A3 Refereed book chapter or chapter in a compilation book
Mediating Johann Georg Zimmermann's Von der Erfahrung in France and Britain
Authors: Tarkka, Laura; Mannweiler, Caroline
Editors: Martin, Alison E.; Pickford, Susan
Publisher: Routledge India
Publication year: 2025
Book title : Translating Science in the 18th and 19th Centuries: Interdisciplinary Perspectives
First page : 173
Last page: 191
ISBN: 978-1-03-286105-0
eISBN: 978-1-00-359282-2
DOI: https://doi.org/10.4324/9781003592822-13
Web address : https://doi.org/10.4324/9781003592822-13
Self-archived copy’s web address: https://research.utu.fi/converis/portal/detail/Publication/491937967
In the 1770s, the Swiss physician Johann Georg Zimmermann's medical writings, notably his widely known Von der Erfahrung in der Arzneykunst [On Experience in Medicine] (1763), were introduced to British and French readers via four translations.
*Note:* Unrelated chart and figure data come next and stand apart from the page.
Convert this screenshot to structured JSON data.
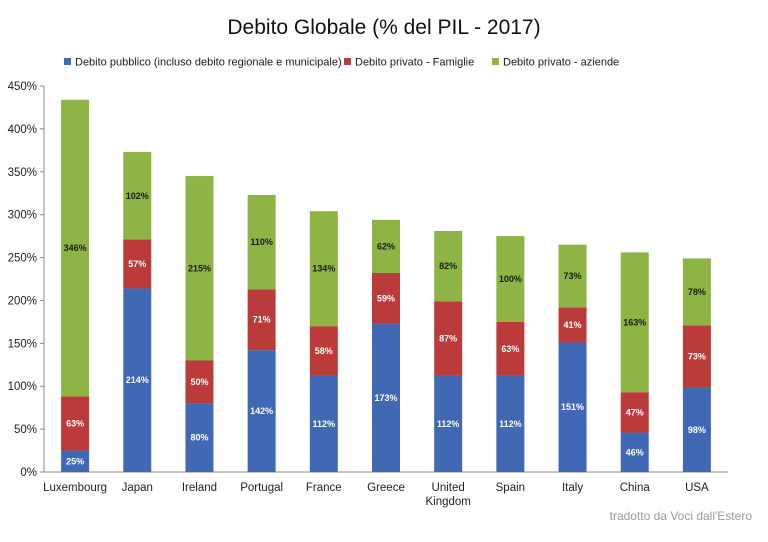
{
  "chart_data": {
    "type": "bar",
    "stacked": true,
    "title": "Debito Globale (% del PIL - 2017)",
    "categories": [
      "Luxembourg",
      "Japan",
      "Ireland",
      "Portugal",
      "France",
      "Greece",
      "United Kingdom",
      "Spain",
      "Italy",
      "China",
      "USA"
    ],
    "series": [
      {
        "name": "Debito pubblico (incluso debito regionale e municipale)",
        "color": "#4068b4",
        "values": [
          25,
          214,
          80,
          142,
          112,
          173,
          112,
          112,
          151,
          46,
          98
        ],
        "labels": [
          "25%",
          "214%",
          "80%",
          "142%",
          "112%",
          "173%",
          "112%",
          "112%",
          "151%",
          "46%",
          "98%"
        ],
        "label_color": "#ffffff"
      },
      {
        "name": "Debito privato - Famiglie",
        "color": "#bb3a3a",
        "values": [
          63,
          57,
          50,
          71,
          58,
          59,
          87,
          63,
          41,
          47,
          73
        ],
        "labels": [
          "63%",
          "57%",
          "50%",
          "71%",
          "58%",
          "59%",
          "87%",
          "63%",
          "41%",
          "47%",
          "73%"
        ],
        "label_color": "#ffffff"
      },
      {
        "name": "Debito privato - aziende",
        "color": "#8db445",
        "values": [
          346,
          102,
          215,
          110,
          134,
          62,
          82,
          100,
          73,
          163,
          78
        ],
        "labels": [
          "346%",
          "102%",
          "215%",
          "110%",
          "134%",
          "62%",
          "82%",
          "100%",
          "73%",
          "163%",
          "78%"
        ],
        "label_color": "#1a1a1a"
      }
    ],
    "ylim": [
      0,
      450
    ],
    "yticks": [
      "0%",
      "50%",
      "100%",
      "150%",
      "200%",
      "250%",
      "300%",
      "350%",
      "400%",
      "450%"
    ],
    "xlabel": "",
    "ylabel": "",
    "grid": false,
    "legend_position": "top"
  },
  "credit": "tradotto da Voci dall'Estero"
}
In the first, A Treatise on the Dysentery [Von der Ruhr] (1771 [1767]), the translator Charles Rivington Hopson M.D. observed that Zimmermann was not only an esteemed physician but also a first-class ‘German writer’ indulging in ‘high flights of metaphorical expression’. To see how contemporaries dealt with a ‘philosophical’ doctor who stressed the importance of careful observations and yet did not hesitate to use imaginative rhetoric to guide the reason of his readers, this chapter compares the translation choices made by Jean-Baptiste Lefebvre de Villebrune M.D. in Traité de l’expérience (1774) and an anonymous translator in A Treatise on Experience in Physic (1778). Since Villebrune also translated Von der Ruhr as Traité de la dyssenterie [sic] in 1775, Hopson's earlier translation serves as a further point of comparison. Our aim is to establish how Zimmermann's works – which connected medical reasoning with patriotic sentiment and policy-making – were adapted to readers who worked in different polities.